Acampado na barraca principal, Lula administrou pessoalmente a feira criada pela dupla Valério e Delúbio para a aquisição de parlamentares. Ali ficam expostos deputados e senadores sempre à venda. O que muda é a moeda. Alguns querem receber em espécie. Outros preferem a liberação de verbas do Orçamento.

Há os que negociam empregos, os que sucumbem a ameaças apenas insinuadas ou os que se contentam com afagos. Para lidar com os diferentes blocos, o chefe do mercadão recrutou só especialistas em cada ramo.

Nas barracas do corredor presidencial, agiram os ministros Antônio Palocci, Ciro Gomes, Márcio Thomaz Bastos e Dilma Rousseff. Um garantia verbas, outro prometia obras, aquele sussurrava conselhos, aquela agendava audiências. Aldo Rabelo mostrou-se um feirante mais competente que o ministro e o presidente da Câmara.

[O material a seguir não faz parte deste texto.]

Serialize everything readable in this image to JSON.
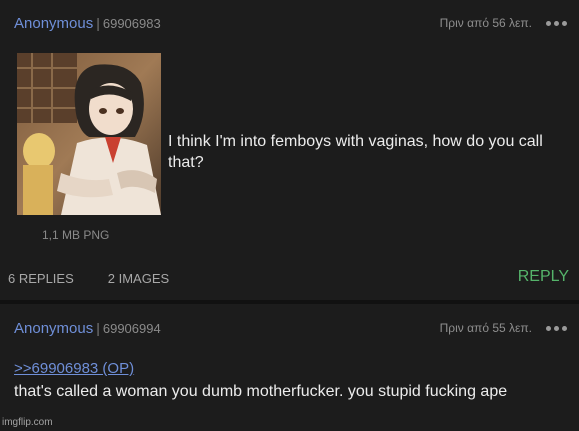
{
  "op_post": {
    "name": "Anonymous",
    "separator": "|",
    "post_number": "69906983",
    "timestamp": "Πριν από 56 λεπ.",
    "menu_icon": "more-dots-icon",
    "text": "I think I'm into femboys with vaginas, how do you call that?",
    "file_info": "1,1 MB PNG",
    "replies_count": "6 REPLIES",
    "images_count": "2 IMAGES",
    "reply_label": "REPLY"
  },
  "reply_post": {
    "name": "Anonymous",
    "separator": "|",
    "post_number": "69906994",
    "timestamp": "Πριν από 55 λεπ.",
    "menu_icon": "more-dots-icon",
    "quote": ">>69906983 (OP)",
    "text": "that's called a woman you dumb motherfucker. you stupid fucking ape"
  },
  "watermark": "imgflip.com",
  "colors": {
    "background": "#1c1c1c",
    "name": "#6f8fd8",
    "reply_button": "#55b36a",
    "text": "#ececec"
  }
}
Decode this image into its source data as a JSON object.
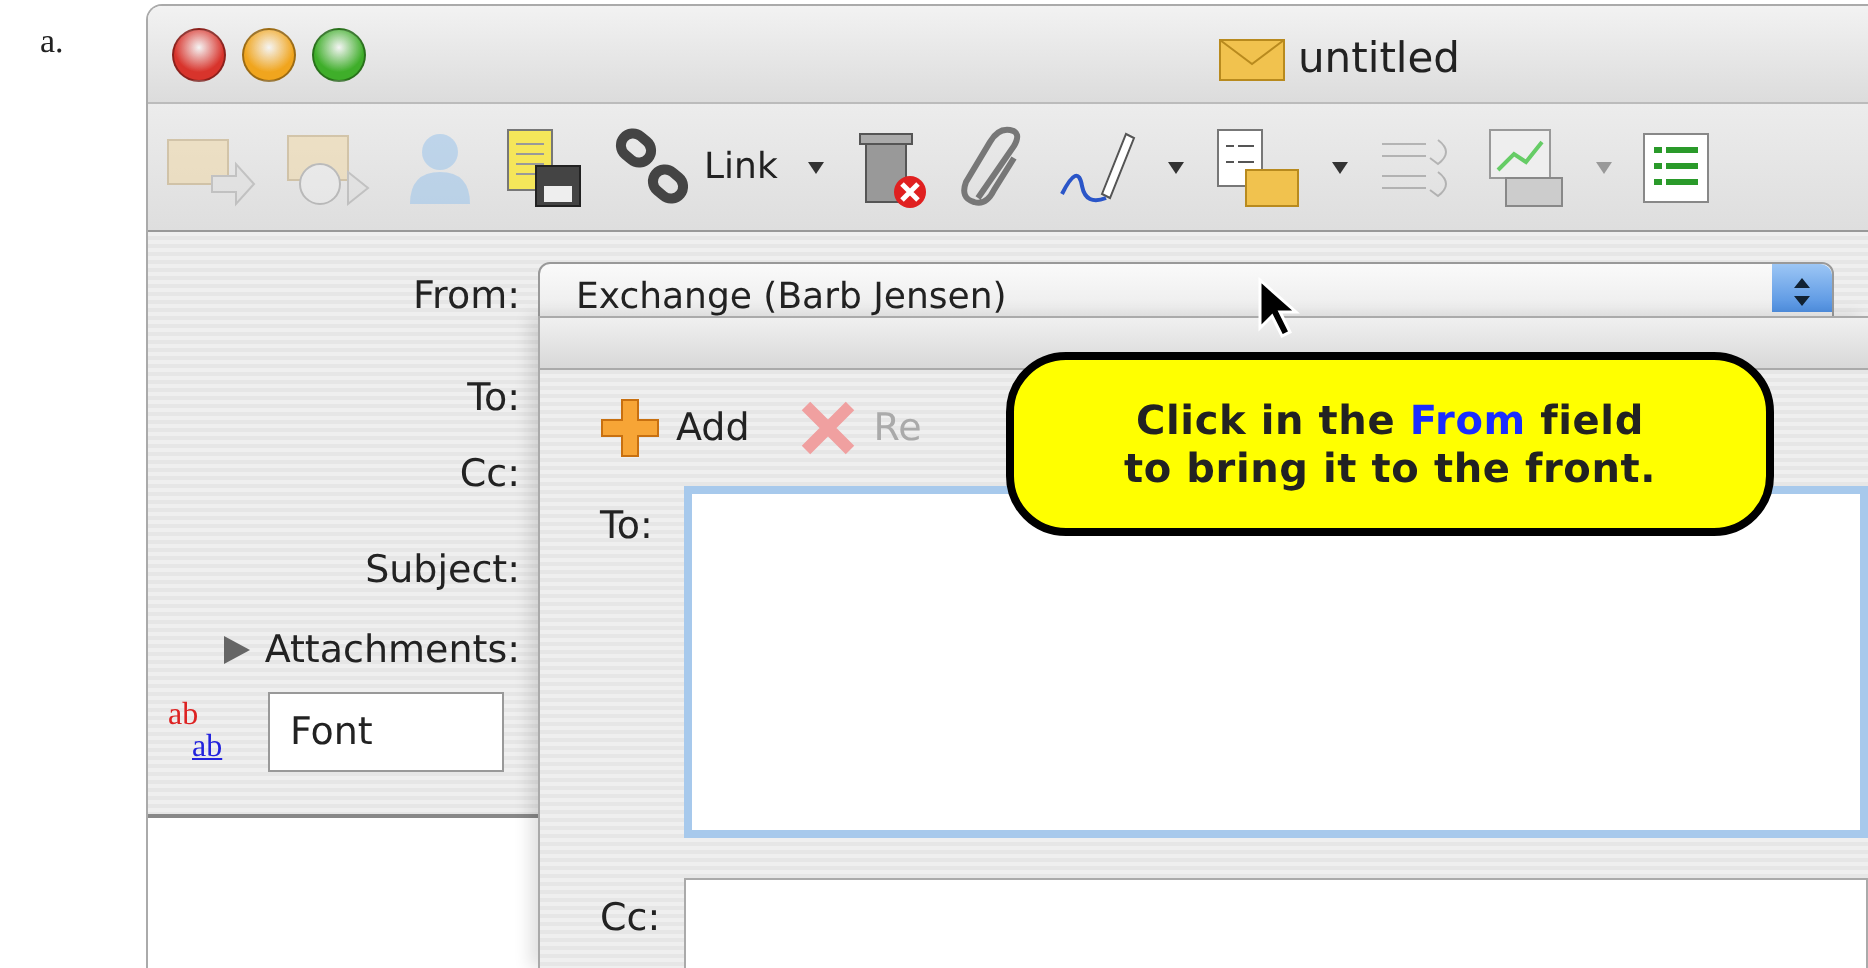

Em barracas mais afastadas, protegidas por cortinas escuras e equipadas com celulares, trabalharam duramente dois craques: Severino Cavalcanti e Paulo Maluf. "Não pode ser!", haverão de exclamar muitos leitores. Repito: Severino e Maluf. "Mentira!", reagirão outros tantos. Pois acreditem: Maluf e Severino. Um foi expelido há pouco da presidência da Câmara. Outro acaba de sair da cadeia. A pedido de Lula, entraram na briga com o entusiasmo dos comerciantes congênitos.

Terminada a feira, 66 parlamentares haviam topado desertar do requerimento. Os articuladores oposicionistas mantiveram as assinaturas de 168 deputados . Somados a três fugitivos que o deputado Alberto Goldeman, líder do PSDB, algemou com truques regimentais, a cota mínima foi alcançada.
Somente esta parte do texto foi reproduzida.